Last week, a Federal Circuit panel vacated a billion dollar jury verdict in favor of plaintiff-appellee California Institute of Technology (“Caltech”) and remanded for a new trial on damages because of Caltech’s unsupported two-tiered reasonable royalty patent damages theory.
Caltech sued Broadcom, Apple, and others in the Central District of California for patent infringement. Two of the asserted patents disclosed circuits that were designed to improve the speed and reliability of data transmissions (“Circuit Patents”). Caltech alleged infringement by Broadcom’s WiFi chips and Apple’s products incorporating them. The accused chips were developed and supplied to Apple pursuant to an agreement negotiated between Apple and Broadcom.
A jury trial found infringement. During the trial, Caltech proposed the two-tiered damages theory, which sought different royalty rates from Apple and Broadcom. Caltech’s damages experts opined that Caltech would have engaged in two simultaneous hypothetical negotiations: one with Broadcom at the “chip level” and one with Apple at the “device level.” They further opined that these negotiations would have been proper because there would be no cross-talk between Broadcom and Apple as each engaged in their own hypothetical negotiation.
The jury relied on the two-tiered theory to award Caltech $270,241,171 for Broadcom’s infringement and $837,801,178 for Apple’s infringement. The district court explained that the theory was proper and avoided double recovery because Caltech’s experts excluded from Broadcom’s hypothetical chip license any chips incorporated into Apple products; those chips were subject to Apple’s separate license at a different royalty rate. Apple and Broadcom challenged the damages awards in posttrial motions and appealed. The Federal Circuit affirmed infringement of the Circuit Patents but vacated the jury’s damages award.
The 2-1 majority held that Caltech’s two-tiered damages theory was legally unsupportable. In a typical patent infringement case, “a direct infringer or someone who induced infringement should pay the same reasonable royalty based on a single hypothetical negotiation analysis.” The Federal Circuit explained that in the absence of a compelling showing, which was absent here, controlling precedent precludes a higher royalty “for the same device at a different point in the supply chain.”

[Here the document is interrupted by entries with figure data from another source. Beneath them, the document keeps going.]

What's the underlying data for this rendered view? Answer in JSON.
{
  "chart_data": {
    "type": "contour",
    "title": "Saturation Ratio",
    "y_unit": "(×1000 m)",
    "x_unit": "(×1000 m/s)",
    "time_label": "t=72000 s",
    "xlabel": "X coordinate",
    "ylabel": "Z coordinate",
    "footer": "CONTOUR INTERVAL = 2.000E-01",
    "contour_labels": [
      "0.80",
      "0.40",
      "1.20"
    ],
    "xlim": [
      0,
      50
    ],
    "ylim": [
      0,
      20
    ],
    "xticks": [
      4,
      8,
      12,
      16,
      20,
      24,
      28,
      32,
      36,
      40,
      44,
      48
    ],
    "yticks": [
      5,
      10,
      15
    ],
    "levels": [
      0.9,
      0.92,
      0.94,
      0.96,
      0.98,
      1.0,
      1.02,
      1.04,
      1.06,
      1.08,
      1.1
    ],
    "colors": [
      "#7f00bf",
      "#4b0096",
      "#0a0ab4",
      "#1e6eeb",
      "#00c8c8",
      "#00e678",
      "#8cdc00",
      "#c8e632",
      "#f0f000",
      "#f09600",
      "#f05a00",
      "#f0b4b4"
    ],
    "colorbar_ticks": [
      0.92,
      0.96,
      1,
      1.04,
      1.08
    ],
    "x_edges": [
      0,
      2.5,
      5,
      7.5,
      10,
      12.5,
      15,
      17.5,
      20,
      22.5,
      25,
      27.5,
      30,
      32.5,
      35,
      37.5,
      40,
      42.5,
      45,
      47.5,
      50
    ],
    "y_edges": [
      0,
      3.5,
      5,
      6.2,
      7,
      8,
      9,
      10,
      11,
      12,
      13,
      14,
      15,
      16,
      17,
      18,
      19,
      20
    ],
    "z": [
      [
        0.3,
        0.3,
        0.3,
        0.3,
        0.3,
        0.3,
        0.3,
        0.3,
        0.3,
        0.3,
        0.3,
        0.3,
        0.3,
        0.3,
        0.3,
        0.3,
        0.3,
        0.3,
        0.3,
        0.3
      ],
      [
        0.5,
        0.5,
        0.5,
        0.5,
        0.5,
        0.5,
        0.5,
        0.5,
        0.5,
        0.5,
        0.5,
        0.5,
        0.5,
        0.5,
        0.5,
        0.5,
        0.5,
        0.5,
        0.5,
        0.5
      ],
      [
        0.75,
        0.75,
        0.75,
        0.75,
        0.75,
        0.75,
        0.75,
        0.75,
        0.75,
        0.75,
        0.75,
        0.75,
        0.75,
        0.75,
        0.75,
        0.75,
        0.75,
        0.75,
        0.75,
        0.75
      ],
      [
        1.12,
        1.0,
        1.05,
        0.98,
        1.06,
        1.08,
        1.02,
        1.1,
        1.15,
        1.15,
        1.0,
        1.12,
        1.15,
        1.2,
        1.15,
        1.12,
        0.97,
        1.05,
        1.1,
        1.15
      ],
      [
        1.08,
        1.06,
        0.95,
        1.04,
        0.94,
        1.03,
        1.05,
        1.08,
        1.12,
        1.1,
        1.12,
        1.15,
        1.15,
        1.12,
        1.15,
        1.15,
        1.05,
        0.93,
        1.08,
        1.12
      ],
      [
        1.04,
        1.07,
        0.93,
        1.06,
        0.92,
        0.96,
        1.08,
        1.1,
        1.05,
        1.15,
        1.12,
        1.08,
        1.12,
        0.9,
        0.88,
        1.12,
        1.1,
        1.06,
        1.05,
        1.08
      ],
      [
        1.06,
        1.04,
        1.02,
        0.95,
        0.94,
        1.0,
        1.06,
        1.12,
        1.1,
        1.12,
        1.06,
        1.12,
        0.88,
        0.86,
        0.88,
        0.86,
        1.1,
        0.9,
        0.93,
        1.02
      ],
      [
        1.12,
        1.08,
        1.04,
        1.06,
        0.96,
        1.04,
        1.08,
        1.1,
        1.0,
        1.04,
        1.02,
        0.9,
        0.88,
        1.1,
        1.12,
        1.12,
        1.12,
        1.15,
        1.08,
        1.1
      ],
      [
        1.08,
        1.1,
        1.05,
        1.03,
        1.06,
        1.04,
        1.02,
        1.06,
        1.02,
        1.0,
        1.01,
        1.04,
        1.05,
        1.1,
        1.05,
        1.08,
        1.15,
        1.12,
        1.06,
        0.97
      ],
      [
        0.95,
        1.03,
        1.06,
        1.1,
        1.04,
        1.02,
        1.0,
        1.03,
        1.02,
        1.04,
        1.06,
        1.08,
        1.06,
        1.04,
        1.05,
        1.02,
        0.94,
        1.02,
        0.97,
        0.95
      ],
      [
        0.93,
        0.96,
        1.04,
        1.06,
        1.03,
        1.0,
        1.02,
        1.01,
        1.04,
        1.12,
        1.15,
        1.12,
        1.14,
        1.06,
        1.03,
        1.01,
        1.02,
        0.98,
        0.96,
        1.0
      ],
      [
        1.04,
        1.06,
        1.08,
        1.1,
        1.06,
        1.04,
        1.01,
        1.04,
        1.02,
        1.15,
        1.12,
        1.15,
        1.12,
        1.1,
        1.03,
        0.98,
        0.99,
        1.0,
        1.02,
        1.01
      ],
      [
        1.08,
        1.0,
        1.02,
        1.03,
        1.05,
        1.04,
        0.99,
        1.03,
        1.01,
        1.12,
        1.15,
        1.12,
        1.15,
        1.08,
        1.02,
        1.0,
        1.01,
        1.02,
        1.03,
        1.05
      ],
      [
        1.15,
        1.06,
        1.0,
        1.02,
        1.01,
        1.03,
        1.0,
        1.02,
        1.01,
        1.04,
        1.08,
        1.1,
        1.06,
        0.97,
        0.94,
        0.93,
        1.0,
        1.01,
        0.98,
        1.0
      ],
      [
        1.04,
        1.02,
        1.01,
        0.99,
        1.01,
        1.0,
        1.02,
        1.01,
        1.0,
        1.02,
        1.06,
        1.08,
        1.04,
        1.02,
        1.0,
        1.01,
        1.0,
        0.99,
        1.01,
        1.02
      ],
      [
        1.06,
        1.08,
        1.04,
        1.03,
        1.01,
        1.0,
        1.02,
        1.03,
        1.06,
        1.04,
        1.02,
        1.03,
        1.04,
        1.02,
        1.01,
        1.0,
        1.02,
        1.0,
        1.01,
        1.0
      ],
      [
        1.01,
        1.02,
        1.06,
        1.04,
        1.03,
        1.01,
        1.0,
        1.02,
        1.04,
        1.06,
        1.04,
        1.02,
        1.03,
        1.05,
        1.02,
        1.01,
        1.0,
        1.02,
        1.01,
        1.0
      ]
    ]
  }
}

The Federal Circuit found the evidence did not show that Apple and Broadcom would engage in separate negotiations and could not justify disparate treatment of the chips at different levels of the supply chain. The mere fact Broadcom and Apple were separate infringers was not enough. The Federal Circuit also rejected the district court’s conclusion that Broadcom’s and Apple’s products were different and therefore possessed different values merely because (1) Apple and Broadcom were “different companies at different levels of the supply chain,” and (2) Caltech’s experts excluded chips sold to Apple as part of Broadcom’s hypothetical chip license. The court held the exclusion is “wholly contrived, lacks any basis of fact and is contrary to the way patent infringement disputes are ordinarily resolved.”